Premiered under the Codename KATSU-DON arcade firmware as the second Don Challenge-debuting song, the full-instrumental Sword Battlers has become quite infamous due to the fact of being the only Don Challenge song that didn't make it to be distributed to non-Japanese Taiko HD arcades, a trend that still lives on to this day with the ongoing Blue Version. Thanks to its album release on 2018's Yaki-toumokoroshi soundtrack, we finally know who made this song!

Sword Battlers's composer is the nick-named Mitchie M (short for 'Mitchiell Mitchie'), a Vocaloid song producer in activity since July 2011. Also known as Tucada, his musical career started in high school as a member of a song cover-making band, an experience that lead him over the years on the creation of Vocaloid songs with a distinctive flair: the realistic tuning of the chosen digital singer's voice (mostly Hatsune Miku). Most of Mitchie M's songs made it to the Hall of Fame with over 200k views on video streaming websites, including his 2011 hit Freely Connection which was also his first Hall of Legend song. With this very post being a Taiko blog feature, it's extra topical to talk about Freely Connection some more, as we've already spotted its lyrics co-writer (the nick-named ЯIRE) in another Namco Original of which we talked about last month (link)!

Aside from the 1/12 note clusters punctuating key points before the chorus, Sword Battlers's Oni chart is primarily a regular 4-beats-tempo affair with small note clusters and generous pause portions scattered all over the way to the song's end, with some special drumroll-affine note markers in the mix.

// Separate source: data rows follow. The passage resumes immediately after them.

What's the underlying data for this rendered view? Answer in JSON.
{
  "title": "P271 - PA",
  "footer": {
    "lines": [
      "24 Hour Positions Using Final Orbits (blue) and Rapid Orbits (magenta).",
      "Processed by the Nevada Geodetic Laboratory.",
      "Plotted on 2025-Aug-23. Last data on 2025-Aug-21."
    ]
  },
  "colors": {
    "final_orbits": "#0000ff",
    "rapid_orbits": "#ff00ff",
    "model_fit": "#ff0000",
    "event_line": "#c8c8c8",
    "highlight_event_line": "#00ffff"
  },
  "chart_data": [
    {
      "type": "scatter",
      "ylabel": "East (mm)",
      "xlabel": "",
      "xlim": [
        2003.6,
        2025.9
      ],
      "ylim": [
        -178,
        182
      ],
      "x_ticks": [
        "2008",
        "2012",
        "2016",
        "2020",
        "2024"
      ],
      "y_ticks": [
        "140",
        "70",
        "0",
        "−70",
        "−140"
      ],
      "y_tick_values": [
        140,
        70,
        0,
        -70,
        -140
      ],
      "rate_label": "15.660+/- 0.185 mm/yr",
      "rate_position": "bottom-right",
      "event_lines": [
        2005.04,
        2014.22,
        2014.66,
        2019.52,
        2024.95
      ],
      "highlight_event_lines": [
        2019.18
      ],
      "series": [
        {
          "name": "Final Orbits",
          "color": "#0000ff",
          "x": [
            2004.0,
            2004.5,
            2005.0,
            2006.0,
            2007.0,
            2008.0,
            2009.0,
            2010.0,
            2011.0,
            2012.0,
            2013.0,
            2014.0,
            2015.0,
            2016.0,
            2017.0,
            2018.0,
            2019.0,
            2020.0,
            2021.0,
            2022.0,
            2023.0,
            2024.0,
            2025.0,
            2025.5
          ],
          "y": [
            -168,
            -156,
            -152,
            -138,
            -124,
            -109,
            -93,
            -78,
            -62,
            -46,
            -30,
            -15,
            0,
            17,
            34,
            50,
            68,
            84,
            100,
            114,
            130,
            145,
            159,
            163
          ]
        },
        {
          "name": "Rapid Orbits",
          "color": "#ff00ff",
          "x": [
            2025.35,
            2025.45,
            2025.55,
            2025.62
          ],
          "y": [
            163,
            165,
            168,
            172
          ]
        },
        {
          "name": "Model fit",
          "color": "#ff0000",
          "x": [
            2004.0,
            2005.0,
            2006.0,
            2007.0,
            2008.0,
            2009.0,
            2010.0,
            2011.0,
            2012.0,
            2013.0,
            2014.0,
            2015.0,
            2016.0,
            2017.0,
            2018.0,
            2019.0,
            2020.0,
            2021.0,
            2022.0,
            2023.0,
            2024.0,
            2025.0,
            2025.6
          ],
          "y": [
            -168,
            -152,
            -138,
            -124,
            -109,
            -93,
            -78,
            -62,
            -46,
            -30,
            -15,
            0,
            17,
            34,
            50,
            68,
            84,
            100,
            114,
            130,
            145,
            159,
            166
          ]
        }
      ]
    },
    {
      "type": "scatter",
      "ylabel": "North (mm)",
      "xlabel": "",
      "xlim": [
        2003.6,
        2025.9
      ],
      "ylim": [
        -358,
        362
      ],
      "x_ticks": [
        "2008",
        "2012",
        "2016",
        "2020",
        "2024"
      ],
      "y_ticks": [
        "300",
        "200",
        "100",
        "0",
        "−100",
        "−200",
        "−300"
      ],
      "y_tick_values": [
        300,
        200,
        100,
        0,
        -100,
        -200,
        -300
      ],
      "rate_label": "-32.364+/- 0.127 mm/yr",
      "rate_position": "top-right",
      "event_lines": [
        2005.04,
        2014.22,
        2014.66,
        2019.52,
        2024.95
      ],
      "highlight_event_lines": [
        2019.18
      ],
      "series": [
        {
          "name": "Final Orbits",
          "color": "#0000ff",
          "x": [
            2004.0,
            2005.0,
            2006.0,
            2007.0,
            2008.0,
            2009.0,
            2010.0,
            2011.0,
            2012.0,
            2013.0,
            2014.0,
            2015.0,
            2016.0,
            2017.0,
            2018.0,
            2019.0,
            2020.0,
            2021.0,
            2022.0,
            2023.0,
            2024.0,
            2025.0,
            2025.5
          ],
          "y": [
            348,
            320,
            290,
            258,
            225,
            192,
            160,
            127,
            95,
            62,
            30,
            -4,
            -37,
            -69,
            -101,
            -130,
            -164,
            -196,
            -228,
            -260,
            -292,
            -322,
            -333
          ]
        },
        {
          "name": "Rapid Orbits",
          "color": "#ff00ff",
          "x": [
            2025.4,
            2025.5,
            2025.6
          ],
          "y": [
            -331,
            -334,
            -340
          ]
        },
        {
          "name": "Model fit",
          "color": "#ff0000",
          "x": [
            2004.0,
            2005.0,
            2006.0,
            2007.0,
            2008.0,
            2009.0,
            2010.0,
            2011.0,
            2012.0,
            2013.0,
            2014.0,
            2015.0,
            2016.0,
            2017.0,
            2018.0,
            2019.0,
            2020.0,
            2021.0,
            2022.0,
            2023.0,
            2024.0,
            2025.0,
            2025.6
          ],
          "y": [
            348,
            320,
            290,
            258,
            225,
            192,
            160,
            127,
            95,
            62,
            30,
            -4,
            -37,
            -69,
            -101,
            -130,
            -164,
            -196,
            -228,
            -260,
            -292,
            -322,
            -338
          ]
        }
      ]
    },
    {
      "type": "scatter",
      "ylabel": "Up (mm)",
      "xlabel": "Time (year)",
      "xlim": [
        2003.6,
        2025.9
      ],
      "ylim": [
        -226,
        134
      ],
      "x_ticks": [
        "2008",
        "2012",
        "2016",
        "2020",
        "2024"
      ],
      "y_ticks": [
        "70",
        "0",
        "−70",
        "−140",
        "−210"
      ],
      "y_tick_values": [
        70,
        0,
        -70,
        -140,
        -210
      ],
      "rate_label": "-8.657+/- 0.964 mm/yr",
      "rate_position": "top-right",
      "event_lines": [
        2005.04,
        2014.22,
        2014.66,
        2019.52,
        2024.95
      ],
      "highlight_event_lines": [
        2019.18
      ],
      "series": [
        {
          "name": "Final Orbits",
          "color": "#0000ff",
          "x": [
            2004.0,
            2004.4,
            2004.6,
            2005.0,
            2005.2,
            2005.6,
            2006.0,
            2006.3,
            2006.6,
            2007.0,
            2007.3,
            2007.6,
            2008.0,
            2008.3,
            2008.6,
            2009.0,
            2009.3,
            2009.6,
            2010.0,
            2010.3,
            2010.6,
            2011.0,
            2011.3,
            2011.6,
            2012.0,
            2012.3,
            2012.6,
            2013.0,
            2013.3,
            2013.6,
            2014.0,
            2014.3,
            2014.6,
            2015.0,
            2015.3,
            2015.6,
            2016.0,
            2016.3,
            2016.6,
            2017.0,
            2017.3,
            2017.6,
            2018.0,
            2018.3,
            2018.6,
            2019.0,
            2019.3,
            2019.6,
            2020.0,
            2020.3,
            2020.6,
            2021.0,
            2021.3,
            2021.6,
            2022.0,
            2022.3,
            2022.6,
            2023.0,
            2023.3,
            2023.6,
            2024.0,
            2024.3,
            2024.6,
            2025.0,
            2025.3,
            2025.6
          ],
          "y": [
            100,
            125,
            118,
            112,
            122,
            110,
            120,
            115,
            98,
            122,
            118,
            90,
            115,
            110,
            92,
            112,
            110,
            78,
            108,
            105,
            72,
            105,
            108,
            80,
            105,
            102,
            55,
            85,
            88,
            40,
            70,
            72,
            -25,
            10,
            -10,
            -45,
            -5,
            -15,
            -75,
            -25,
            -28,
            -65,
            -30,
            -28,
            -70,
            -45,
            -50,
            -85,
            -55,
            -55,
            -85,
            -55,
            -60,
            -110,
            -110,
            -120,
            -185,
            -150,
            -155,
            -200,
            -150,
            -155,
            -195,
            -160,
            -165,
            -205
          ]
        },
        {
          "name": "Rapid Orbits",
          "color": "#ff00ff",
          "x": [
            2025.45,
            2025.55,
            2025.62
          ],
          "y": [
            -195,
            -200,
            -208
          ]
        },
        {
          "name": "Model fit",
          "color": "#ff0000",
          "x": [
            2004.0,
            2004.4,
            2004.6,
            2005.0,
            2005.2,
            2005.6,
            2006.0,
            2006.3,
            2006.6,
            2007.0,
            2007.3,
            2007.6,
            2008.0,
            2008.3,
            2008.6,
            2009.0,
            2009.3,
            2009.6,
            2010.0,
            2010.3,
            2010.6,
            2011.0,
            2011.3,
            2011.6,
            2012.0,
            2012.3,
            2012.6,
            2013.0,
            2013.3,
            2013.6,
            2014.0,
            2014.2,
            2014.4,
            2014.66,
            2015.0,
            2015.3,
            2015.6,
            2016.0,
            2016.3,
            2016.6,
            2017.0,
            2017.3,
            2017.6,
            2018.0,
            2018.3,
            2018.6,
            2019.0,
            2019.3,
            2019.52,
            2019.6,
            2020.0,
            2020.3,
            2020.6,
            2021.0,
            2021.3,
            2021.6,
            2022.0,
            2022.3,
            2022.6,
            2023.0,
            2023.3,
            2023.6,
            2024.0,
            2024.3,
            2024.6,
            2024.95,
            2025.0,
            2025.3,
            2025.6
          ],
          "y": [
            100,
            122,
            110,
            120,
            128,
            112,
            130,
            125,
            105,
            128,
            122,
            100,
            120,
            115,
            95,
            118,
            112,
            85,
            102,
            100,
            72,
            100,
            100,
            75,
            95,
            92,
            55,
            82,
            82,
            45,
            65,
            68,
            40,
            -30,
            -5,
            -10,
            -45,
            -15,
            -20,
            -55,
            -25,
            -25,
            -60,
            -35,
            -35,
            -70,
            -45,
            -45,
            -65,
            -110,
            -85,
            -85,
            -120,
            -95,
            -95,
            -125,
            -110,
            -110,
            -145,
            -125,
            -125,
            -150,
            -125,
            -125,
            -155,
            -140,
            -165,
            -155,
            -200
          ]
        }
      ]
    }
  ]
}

  Sword Battlers (ソードバトラーズ)
Version
All---x9 (604)
 Taiko 0.5, Taiko Wii 5, Taiko +
 150
 none
 ???


Available since its debut, Sword Battlers's Ura Oni variant is more akin to the spirit of modern medium-to-hard Oni trials, with several note cluster hybrids of different timing signatures to add that burst of note density in focal points of a chart that could be otherwise labeled as a slower alternative to Metal Police's Ura Oni mode.